Enquanto o governo militar do Mali luta para reafirmar o controlo, o porta-voz dos rebeldes tuaregues diz que o país cairá “mais cedo ou mais tarde”.
Publicado em 29 de abril de 2026
Os rebeldes tuaregues do Mali, envolvidos numa contínua revoltaincluindo o assassinato do ministro da defesa do país, disseram que querem expulsar do país os apoiantes russos do governo militar.
Mohamed Elmaouloud Ramadane, porta-voz da Frente de Libertação de Azawad (FLA), disse à agência de notícias AFP durante uma visita a Paris para se encontrar com autoridades francesas de segurança e defesa que o “objectivo” do seu movimento era que o Corpo Africano da Rússia “se retirasse permanentemente” do país.
Histórias recomendadas
lista de 3 itensfim da lista
Os combatentes russos apoiaram o governo militar do Presidente Assimi Goita, que foi alvo de ataque coordenado de uma aliança de separatistas tuaregues, rebeldes fulani e árabes, e combatentes ligados à Al-Qaeda, que entraram na capital Bamako e obtiveram ganhos em várias cidades do norte e do centro, incluindo Kidal e Sevare.
“Não temos nenhum problema particular com a Rússia, nem com qualquer outro país. O nosso problema é com o regime que governa Bamako”, disse Ramadane à AFP enquanto procurava o apoio da França, a antiga potência colonial cujas tropas foram expulsas pelos governantes militares do Mali em 2022.
Ele disse que os rebeldes viam a intervenção da Rússia de forma negativa porque “apoiavam pessoas que cometeram crimes graves e massacres”, referindo-se ao governo de Goita, que tomou o poder num golpe de estado em 2020.
Tentativa de golpe
A aliança rebelde, incluindo a FLA e o JNIM, ligado à Al-Qaeda, lançou uma campanha coordenada ofensiva em várias cidades no sábado.

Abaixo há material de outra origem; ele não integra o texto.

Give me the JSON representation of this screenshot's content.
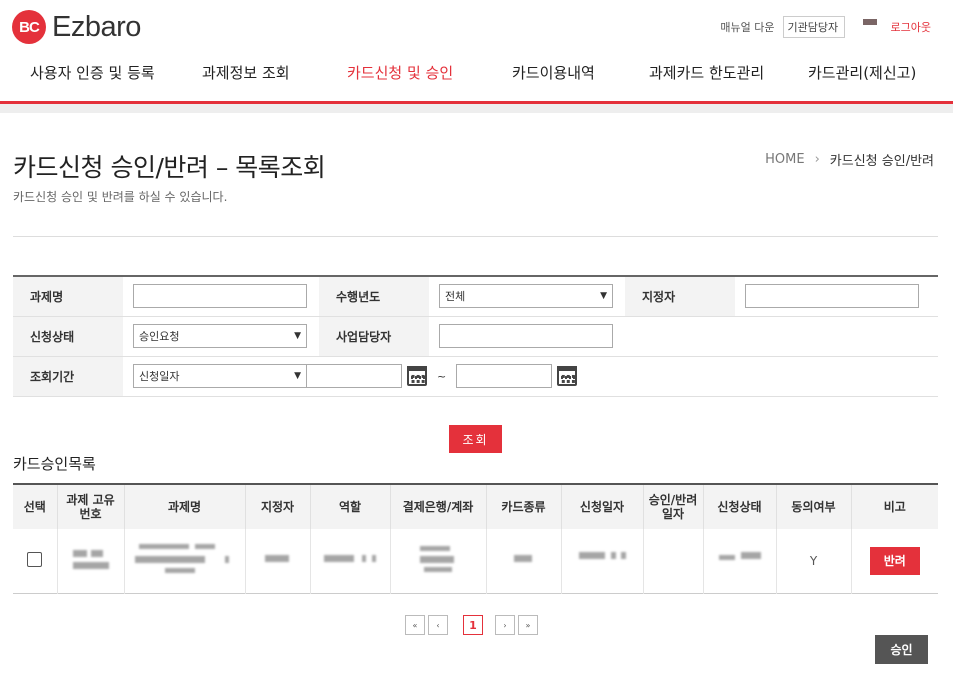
{
  "header": {
    "logo_mark": "BC",
    "logo_text": "Ezbaro",
    "manual_download": "매뉴얼 다운",
    "user_box": "기관담당자",
    "logout": "로그아웃",
    "accent": "#e4313b"
  },
  "nav": {
    "items": [
      {
        "label": "사용자 인증 및 등록"
      },
      {
        "label": "과제정보 조회"
      },
      {
        "label": "카드신청 및 승인",
        "active": true
      },
      {
        "label": "카드이용내역"
      },
      {
        "label": "과제카드 한도관리"
      },
      {
        "label": "카드관리(제신고)"
      }
    ]
  },
  "page": {
    "title": "카드신청 승인/반려 – 목록조회",
    "description": "카드신청 승인 및 반려를 하실 수 있습니다.",
    "breadcrumb": {
      "home": "HOME",
      "separator": "›",
      "current": "카드신청 승인/반려"
    }
  },
  "search": {
    "project_name_label": "과제명",
    "project_name_value": "",
    "year_label": "수행년도",
    "year_value": "전체",
    "designee_label": "지정자",
    "designee_value": "",
    "status_label": "신청상태",
    "status_value": "승인요청",
    "manager_label": "사업담당자",
    "manager_value": "",
    "period_label": "조회기간",
    "period_type_value": "신청일자",
    "date_from": "",
    "date_to": "",
    "tilde": "~",
    "button": "조회"
  },
  "list": {
    "title": "카드승인목록",
    "columns": [
      "선택",
      "과제 고유 번호",
      "과제명",
      "지정자",
      "역할",
      "결제은행/계좌",
      "카드종류",
      "신청일자",
      "승인/반려 일자",
      "신청상태",
      "동의여부",
      "비고"
    ],
    "rows": [
      {
        "consent": "Y",
        "reject_label": "반려"
      }
    ]
  },
  "pager": {
    "first": "«",
    "prev": "‹",
    "current": "1",
    "next": "›",
    "last": "»"
  },
  "approve_button": "승인"
}
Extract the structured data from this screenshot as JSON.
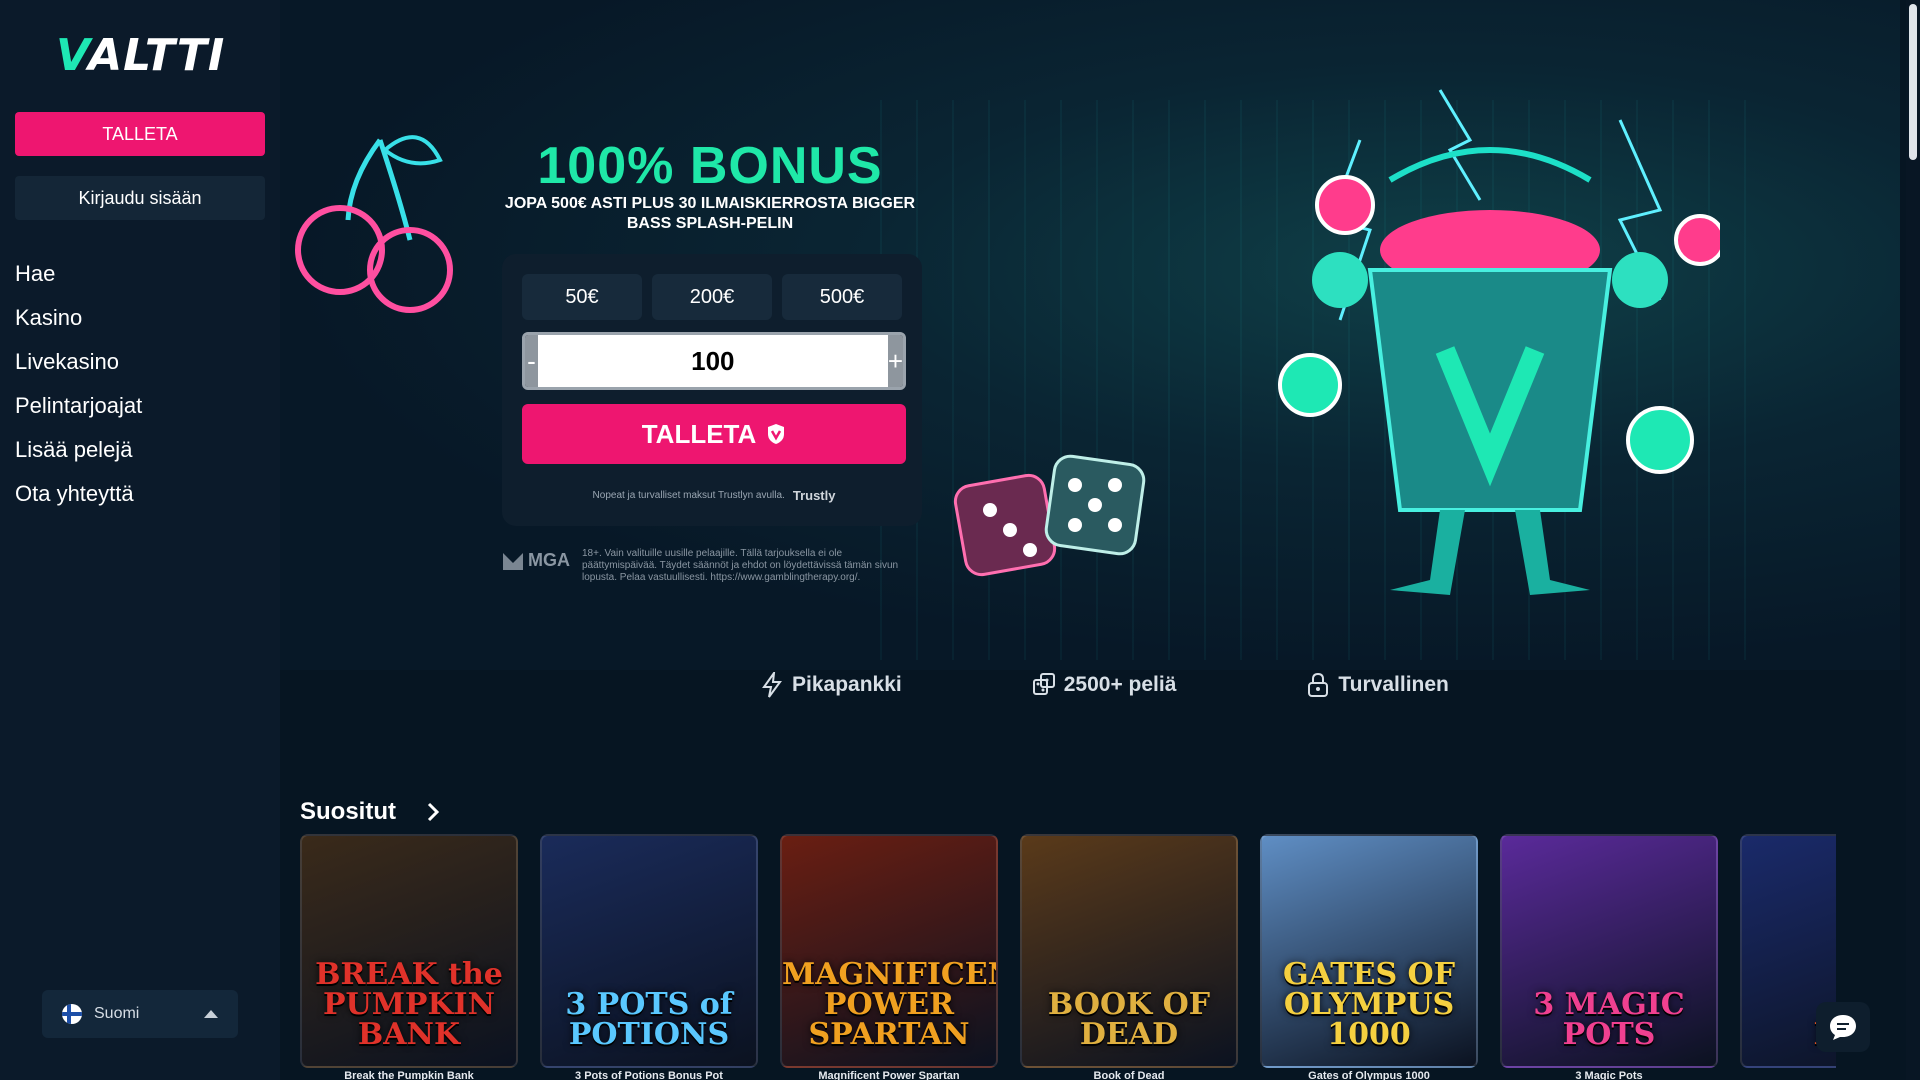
{
  "sidebar": {
    "logo": "VALTTI",
    "deposit_label": "TALLETA",
    "login_label": "Kirjaudu sisään",
    "nav": [
      "Hae",
      "Kasino",
      "Livekasino",
      "Pelintarjoajat",
      "Lisää pelejä",
      "Ota yhteyttä"
    ],
    "language": "Suomi"
  },
  "hero": {
    "headline": "100% BONUS",
    "subline": "JOPA 500€ ASTI PLUS 30 ILMAISKIERROSTA BIGGER BASS SPLASH-PELIN",
    "amounts": [
      "50€",
      "200€",
      "500€"
    ],
    "minus": "-",
    "plus": "+",
    "amount_value": "100",
    "deposit_button": "TALLETA",
    "trustly_note": "Nopeat ja turvalliset maksut Trustlyn avulla.",
    "trustly_brand": "Trustly",
    "mga_logo": "MGA",
    "disclaimer": "18+. Vain valituille uusille pelaajille. Tällä tarjouksella ei ole päättymispäivää. Täydet säännöt ja ehdot on löydettävissä tämän sivun lopusta. Pelaa vastuullisesti. https://www.gamblingtherapy.org/."
  },
  "features": [
    {
      "label": "Pikapankki",
      "icon": "lightning-icon"
    },
    {
      "label": "2500+ peliä",
      "icon": "dice-icon"
    },
    {
      "label": "Turvallinen",
      "icon": "lock-icon"
    }
  ],
  "games_section": {
    "title": "Suositut",
    "games": [
      {
        "name": "Break the Pumpkin Bank",
        "logo": "BREAK the PUMPKIN BANK",
        "bg": "#3a2a1a",
        "accent": "#e0322a"
      },
      {
        "name": "3 Pots of Potions Bonus Pot",
        "logo": "3 POTS of POTIONS",
        "bg": "#1a2b5a",
        "accent": "#5ac8ff"
      },
      {
        "name": "Magnificent Power Spartan",
        "logo": "MAGNIFICENT POWER SPARTAN",
        "bg": "#6a1e12",
        "accent": "#f0a020"
      },
      {
        "name": "Book of Dead",
        "logo": "BOOK OF DEAD",
        "bg": "#5a3a1a",
        "accent": "#e0b040"
      },
      {
        "name": "Gates of Olympus 1000",
        "logo": "GATES OF OLYMPUS 1000",
        "bg": "#5f8ec4",
        "accent": "#f5d040"
      },
      {
        "name": "3 Magic Pots",
        "logo": "3 MAGIC POTS",
        "bg": "#5a2a9a",
        "accent": "#f04090"
      },
      {
        "name": "Re...",
        "logo": "REA",
        "bg": "#1a2a6a",
        "accent": "#e05020"
      }
    ]
  },
  "colors": {
    "accent_pink": "#ee1670",
    "accent_green": "#1fe8a8",
    "background": "#061522"
  }
}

O ministro da Defesa do Mali, Sadio Camara, foi morto num ataque à sua casa, na sua residência em Kati, uma cidade-quartel perto de Bamako, onde residem vários altos funcionários do governo. O governo do Mali disse que ele foi morto por um “carro-bomba dirigido por um homem-bomba”.
Seu funeral será realizado na quinta-feira às 10h (09h GMT).
No meio dos ataques de sábado, combatentes russos foram vistos a sair da cidade de Kidal, no norte, em camiões, alegadamente depois de negociarem a sua saída através da mediação da vizinha Argélia.
Ramadane disse que os russos pediram um corredor seguro para a retirada e foram escoltados para Anefis, a sudoeste de Kidal. “Os russos encontraram-se em perigo. Não havia saída”, disse ele.

O Ministério da Defesa da Rússia tinha dito anteriormente que a retirada de Kidal foi uma decisão do governo do Mali, acrescentando que as unidades estacionadas na cidade tinham “lutado durante mais de 24 horas… e repelido quatro ataques massivos”.
Goita disse na noite de terça-feira que as operações militares continuariam até que os “grupos armados” fossem “neutralizados”.
Na quarta-feira, a agência de notícias Reuters informou que as forças do Mali estavam de volta ao controle da cidade de Menaka, perto da fronteira com o Níger, dizendo que os combatentes afiliados ao ISIL na província do Sahel (ISSP) recuaram após confrontos com o exército.
A presença militar também foi relatada na região central de Mopti, no Mali, e em Gao, a maior cidade do norte do Mali. As tensões permaneceram elevadas na cidade central de Sevare.
Ramadane afirmou que o regime cairia “mais cedo ou mais tarde”, acrescentando que os rebeldes pretendem agora assumir o controlo de Gao, Timbuktu e Menaka após a captura de Kidal.
A FLA, afirmou, estava pronta para governar as principais cidades do norte, aplicando uma “forma moderada de lei Sharia” semelhante à da Mauritânia e contando com qadis, juízes islâmicos que tomam decisões com base na lei islâmica.
A França instou os seus cidadãos no Mali a partirem “o mais rápido possível” na quarta-feira, dizendo que a situação de segurança continuava volátil.